Most people would agree that Hus was right about the issues, but he was also right about the matter of his courage. He was right about what men must do to win the day. He was right about the power of standing on principle. It is weakness of conviction that renders the church powerless to change society. The power of conviction will be required of the church is to influence this wicked world. Hus knew this. We have forgotten.

Polls tell us that Americans believe in God, are against abortion, object to homosexuality on moral grounds, hate pornography, and feel that they are losing their rights and freedoms. Yet when they vote, they scarcely support these issues. They “vote party.” They “vote money.” They vote socialism in spite of the fact that capitalism has made them prosperous. They decry the conditions, but will not join the fight.

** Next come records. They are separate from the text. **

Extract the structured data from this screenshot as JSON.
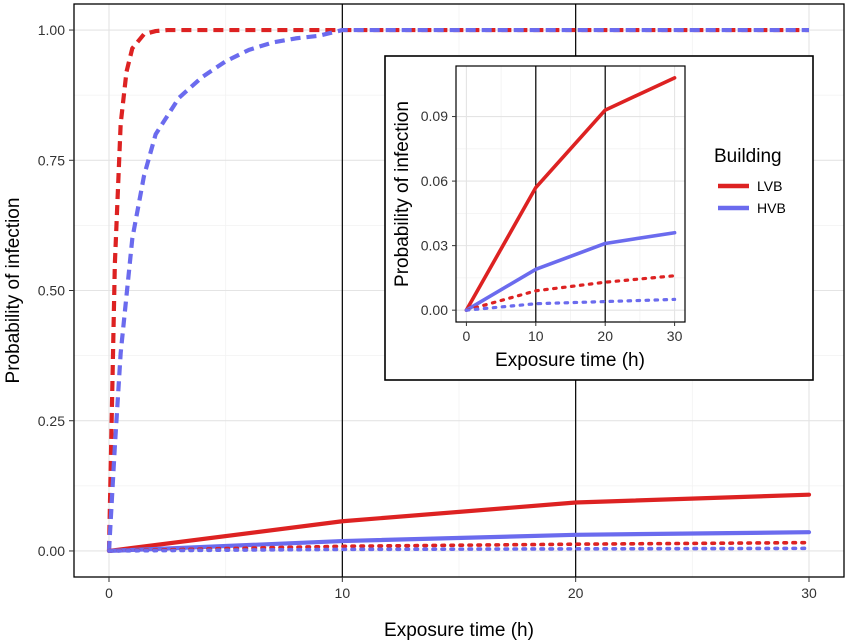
{
  "chart_data": [
    {
      "type": "line",
      "panel": "main",
      "xlabel": "Exposure time (h)",
      "ylabel": "Probability of infection",
      "xlim": [
        -1.5,
        31.5
      ],
      "ylim": [
        -0.05,
        1.05
      ],
      "x_ticks": [
        0,
        10,
        20,
        30
      ],
      "x_tick_labels": [
        "0",
        "10",
        "20",
        "30"
      ],
      "y_ticks": [
        0,
        0.25,
        0.5,
        0.75,
        1.0
      ],
      "y_tick_labels": [
        "0.00",
        "0.25",
        "0.50",
        "0.75",
        "1.00"
      ],
      "grid": true,
      "vertical_lines": [
        10,
        20
      ],
      "series": [
        {
          "name": "LVB",
          "style": "dashed",
          "color": "#dd2222",
          "x": [
            0,
            0.25,
            0.5,
            0.75,
            1,
            1.5,
            2,
            2.5,
            3,
            3.5,
            4,
            5,
            10,
            20,
            30
          ],
          "y": [
            0,
            0.55,
            0.82,
            0.92,
            0.965,
            0.992,
            0.998,
            1.0,
            1.0,
            1.0,
            1.0,
            1.0,
            1.0,
            1.0,
            1.0
          ]
        },
        {
          "name": "HVB",
          "style": "dashed",
          "color": "#6b6bee",
          "x": [
            0,
            0.25,
            0.5,
            1,
            1.5,
            2,
            3,
            4,
            5,
            6,
            7,
            8,
            9,
            10,
            20,
            30
          ],
          "y": [
            0,
            0.2,
            0.38,
            0.6,
            0.72,
            0.8,
            0.87,
            0.91,
            0.94,
            0.962,
            0.976,
            0.984,
            0.989,
            1.0,
            1.0,
            1.0
          ]
        },
        {
          "name": "LVB",
          "style": "solid",
          "color": "#dd2222",
          "x": [
            0,
            10,
            20,
            30
          ],
          "y": [
            0,
            0.057,
            0.093,
            0.108
          ]
        },
        {
          "name": "HVB",
          "style": "solid",
          "color": "#6b6bee",
          "x": [
            0,
            10,
            20,
            30
          ],
          "y": [
            0,
            0.019,
            0.031,
            0.036
          ]
        },
        {
          "name": "LVB",
          "style": "dotted",
          "color": "#dd2222",
          "x": [
            0,
            10,
            20,
            30
          ],
          "y": [
            0,
            0.009,
            0.013,
            0.016
          ]
        },
        {
          "name": "HVB",
          "style": "dotted",
          "color": "#6b6bee",
          "x": [
            0,
            10,
            20,
            30
          ],
          "y": [
            0,
            0.003,
            0.004,
            0.005
          ]
        }
      ]
    },
    {
      "type": "line",
      "panel": "inset",
      "xlabel": "Exposure time (h)",
      "ylabel": "Probability of infection",
      "xlim": [
        -1.5,
        31.5
      ],
      "ylim": [
        -0.0055,
        0.1135
      ],
      "x_ticks": [
        0,
        10,
        20,
        30
      ],
      "x_tick_labels": [
        "0",
        "10",
        "20",
        "30"
      ],
      "y_ticks": [
        0,
        0.03,
        0.06,
        0.09
      ],
      "y_tick_labels": [
        "0.00",
        "0.03",
        "0.06",
        "0.09"
      ],
      "grid": true,
      "vertical_lines": [
        10,
        20
      ],
      "legend": {
        "title": "Building",
        "position": "right",
        "entries": [
          {
            "label": "LVB",
            "color": "#dd2222"
          },
          {
            "label": "HVB",
            "color": "#6b6bee"
          }
        ]
      },
      "series": [
        {
          "name": "LVB",
          "style": "solid",
          "color": "#dd2222",
          "x": [
            0,
            10,
            20,
            30
          ],
          "y": [
            0,
            0.057,
            0.093,
            0.108
          ]
        },
        {
          "name": "HVB",
          "style": "solid",
          "color": "#6b6bee",
          "x": [
            0,
            10,
            20,
            30
          ],
          "y": [
            0,
            0.019,
            0.031,
            0.036
          ]
        },
        {
          "name": "LVB",
          "style": "dotted",
          "color": "#dd2222",
          "x": [
            0,
            10,
            20,
            30
          ],
          "y": [
            0,
            0.009,
            0.013,
            0.016
          ]
        },
        {
          "name": "HVB",
          "style": "dotted",
          "color": "#6b6bee",
          "x": [
            0,
            10,
            20,
            30
          ],
          "y": [
            0,
            0.003,
            0.004,
            0.005
          ]
        }
      ]
    }
  ]
}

As recent events demonstrate, we send our young men and women to invade the nest of terrorist who have attacked our nation, who have killed thousands and who would have killed more, if they had had the means; and then we tolerate politicians, intellectuals, media personalities, liberal preachers, newspapers, and graduation speakers who bash our country and its ideals of freedom. Anemic Americans are praying good money to attend concerts and public events where the entertainers insult them and their country. If we had real convictions and courage we would not put up with this for even one moment.

Furthermore, weakness drives churches today. Preachers have created clubs, cults, and clinics, instead of churches. Many have charismatic personalities, but fail to preach the word. It may be true that most members would not endure sound doctrine, but there is little danger they will be driven away, because it is unlikely they will ever hear any sound Bible doctrine.

I hope the good folks running the chapel here in Prague will not throw me out. Perhaps they are used to preachers sitting here writing for a while, or sitting here thinking about what is involved when people are willing to die for their convictions.

Sitting here daring to ask the question: how deeply do I believe?